Qualifying “Military Assets”

David Cameron yesterday does not rule out “the use of Military Assets” in Libya.

The rebellion has run out of steam, due to a lack of arms, while Gaddafi is now solidifying his position, while seeming to enjoy himself.

So as the attention yesterday switched to diplomacy; the use of words becomes of paramount importance.

It’s therefore worth noting that the Prime Minister’s use of the term “Military Assets” is both a striking and somewhat original use of language.

Military Assets could include arms and equipment, but would be an unlikely term for a politician to describe British soldiers. It is a term that doesn’t restrict the British to a No Fly Zone.

So as we see Libya evolve from a fast moving revolution, to a slow moving stale mate, to the possible resurgence of Gaddafi, the question of supplying the rebels becomes apparent.

As the Prime Minister and foreign Office take sounding from other world leaders, they have been pleased to discover that Gaddafi is friendless in the world. Although in the region it is not as simple as all that.

As a bottom up rather than top down intervention, this is unlike Iraq, which made neighbouring Syria and Iran uncomfortable that they might be next, so they actively encouraged insurgency, ushering Islamists across the border, and causing Saudi Arabia to respond by funding Sunni groups in the quagmire.

However, the nervousness of Saudi Arabia is also apparent by their public promise to lower the oil price, while deliberately keeping it high, to remind the world of the economic consequences of a rebellion in their own country. (See Kaletsky £)

The Egyptians have publicly stated that they are against foreign troops on Libyan soil. However, they have not objected to the arming of the rebels.

The British press became excited by discussion of intervention over the last couple of days. So while the international soundings were made, it seems that the home reaction to intervention was also being tested. The conclusion was restricted to the lack of means of making another major intervention.

The rebels are committed but under armed. Gaddafi is well armed but with relatively little commitment from his army.
Supplying the rebels with military assets would likely be sufficient to tip the balance in favour of the rebels, but with no idea of what would emerge, it would be a very risky venture.

One Response to Qualifying “Military Assets”

  1. Thus Spake Zarathustra says:

    Apart from the obvious battling against authority one thing I’ve suggested about countries like, say, Iran is a significant component of their regimes PR is driven by insecurity. That’s not necessarily a political or religious thing but a personal thing. In that respect I think a lot of British people (and rulers in general) have a shared agenda.

    I thought Cameron was a hair brained inept dud before the election and this past week or so has put Cameron under that spotlight. His breed of polished sneering arrogance isn’t what I’d call change. However, the unintended consequence of that is that competence, confidence, and caring are something people may rediscover as an unintended consequence.
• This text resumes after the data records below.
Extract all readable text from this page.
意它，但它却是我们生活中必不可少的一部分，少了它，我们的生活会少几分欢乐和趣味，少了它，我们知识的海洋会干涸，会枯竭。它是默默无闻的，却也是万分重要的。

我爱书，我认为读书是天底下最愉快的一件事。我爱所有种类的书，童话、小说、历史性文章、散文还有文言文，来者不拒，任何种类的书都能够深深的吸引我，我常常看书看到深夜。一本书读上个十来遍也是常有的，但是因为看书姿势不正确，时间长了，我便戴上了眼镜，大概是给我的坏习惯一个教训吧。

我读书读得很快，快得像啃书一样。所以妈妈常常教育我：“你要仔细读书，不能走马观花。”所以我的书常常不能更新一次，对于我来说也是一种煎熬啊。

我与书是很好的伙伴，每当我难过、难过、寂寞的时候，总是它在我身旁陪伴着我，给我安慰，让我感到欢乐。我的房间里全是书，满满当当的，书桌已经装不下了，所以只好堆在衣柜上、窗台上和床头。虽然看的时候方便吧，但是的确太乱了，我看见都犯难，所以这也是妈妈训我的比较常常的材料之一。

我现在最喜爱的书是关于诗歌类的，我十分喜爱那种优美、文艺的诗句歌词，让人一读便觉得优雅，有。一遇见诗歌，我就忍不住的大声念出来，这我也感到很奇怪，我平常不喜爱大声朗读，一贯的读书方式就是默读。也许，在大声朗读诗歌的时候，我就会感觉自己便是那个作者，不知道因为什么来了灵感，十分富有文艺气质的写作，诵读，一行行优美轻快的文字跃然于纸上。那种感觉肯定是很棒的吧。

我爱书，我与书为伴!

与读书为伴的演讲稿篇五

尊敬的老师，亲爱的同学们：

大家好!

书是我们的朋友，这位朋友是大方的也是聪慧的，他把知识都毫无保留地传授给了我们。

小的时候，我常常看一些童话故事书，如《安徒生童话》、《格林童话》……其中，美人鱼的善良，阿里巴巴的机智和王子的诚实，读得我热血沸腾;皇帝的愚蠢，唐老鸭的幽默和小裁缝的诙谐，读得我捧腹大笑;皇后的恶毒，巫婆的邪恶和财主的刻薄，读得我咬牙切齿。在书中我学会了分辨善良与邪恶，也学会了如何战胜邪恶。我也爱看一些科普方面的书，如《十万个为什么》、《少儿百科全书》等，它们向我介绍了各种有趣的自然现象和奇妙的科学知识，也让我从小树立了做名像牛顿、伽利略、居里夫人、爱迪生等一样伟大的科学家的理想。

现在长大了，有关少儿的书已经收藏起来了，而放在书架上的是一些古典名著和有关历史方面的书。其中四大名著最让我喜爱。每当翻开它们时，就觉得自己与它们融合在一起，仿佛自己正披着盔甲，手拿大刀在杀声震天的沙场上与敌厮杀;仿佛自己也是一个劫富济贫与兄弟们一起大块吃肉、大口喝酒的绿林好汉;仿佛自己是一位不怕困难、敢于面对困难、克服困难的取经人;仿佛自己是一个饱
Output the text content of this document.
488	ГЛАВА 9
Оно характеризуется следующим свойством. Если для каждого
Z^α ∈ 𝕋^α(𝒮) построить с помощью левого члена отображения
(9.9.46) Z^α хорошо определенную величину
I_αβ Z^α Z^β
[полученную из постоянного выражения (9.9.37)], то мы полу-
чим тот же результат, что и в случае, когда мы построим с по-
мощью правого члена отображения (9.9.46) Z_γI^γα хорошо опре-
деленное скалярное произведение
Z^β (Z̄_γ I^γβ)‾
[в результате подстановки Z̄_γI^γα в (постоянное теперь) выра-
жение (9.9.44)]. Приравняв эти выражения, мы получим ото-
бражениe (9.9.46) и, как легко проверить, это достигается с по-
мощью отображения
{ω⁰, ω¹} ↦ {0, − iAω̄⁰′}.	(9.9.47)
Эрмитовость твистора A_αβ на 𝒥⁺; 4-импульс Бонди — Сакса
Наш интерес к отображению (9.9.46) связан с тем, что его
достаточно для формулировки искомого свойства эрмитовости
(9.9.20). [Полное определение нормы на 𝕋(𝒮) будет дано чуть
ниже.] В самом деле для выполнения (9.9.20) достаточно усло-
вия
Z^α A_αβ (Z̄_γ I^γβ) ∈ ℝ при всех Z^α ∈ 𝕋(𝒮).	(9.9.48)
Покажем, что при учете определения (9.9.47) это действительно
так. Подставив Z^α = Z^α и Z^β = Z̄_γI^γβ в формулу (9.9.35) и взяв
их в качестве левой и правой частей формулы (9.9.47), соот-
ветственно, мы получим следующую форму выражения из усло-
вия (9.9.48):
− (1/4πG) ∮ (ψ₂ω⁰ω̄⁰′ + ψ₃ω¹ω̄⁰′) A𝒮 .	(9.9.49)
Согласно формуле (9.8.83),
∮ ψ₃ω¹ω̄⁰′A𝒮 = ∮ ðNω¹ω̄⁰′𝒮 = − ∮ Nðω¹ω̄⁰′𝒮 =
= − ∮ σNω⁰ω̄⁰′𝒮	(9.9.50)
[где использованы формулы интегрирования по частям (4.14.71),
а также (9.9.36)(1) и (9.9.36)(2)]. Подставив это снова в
    All main parties have got a lot wrong in their desire to win elections. The wrong sort of competition tends to develop rigidity, extremes, and capital loss in the broadest sense. A leader like Gadaffi is easy to pick on but the more abstract dictator in the form of a country’s culture is harder to grasp. As the British people become aware of it’s existence it’s becoming a concrete issue. This changes everything.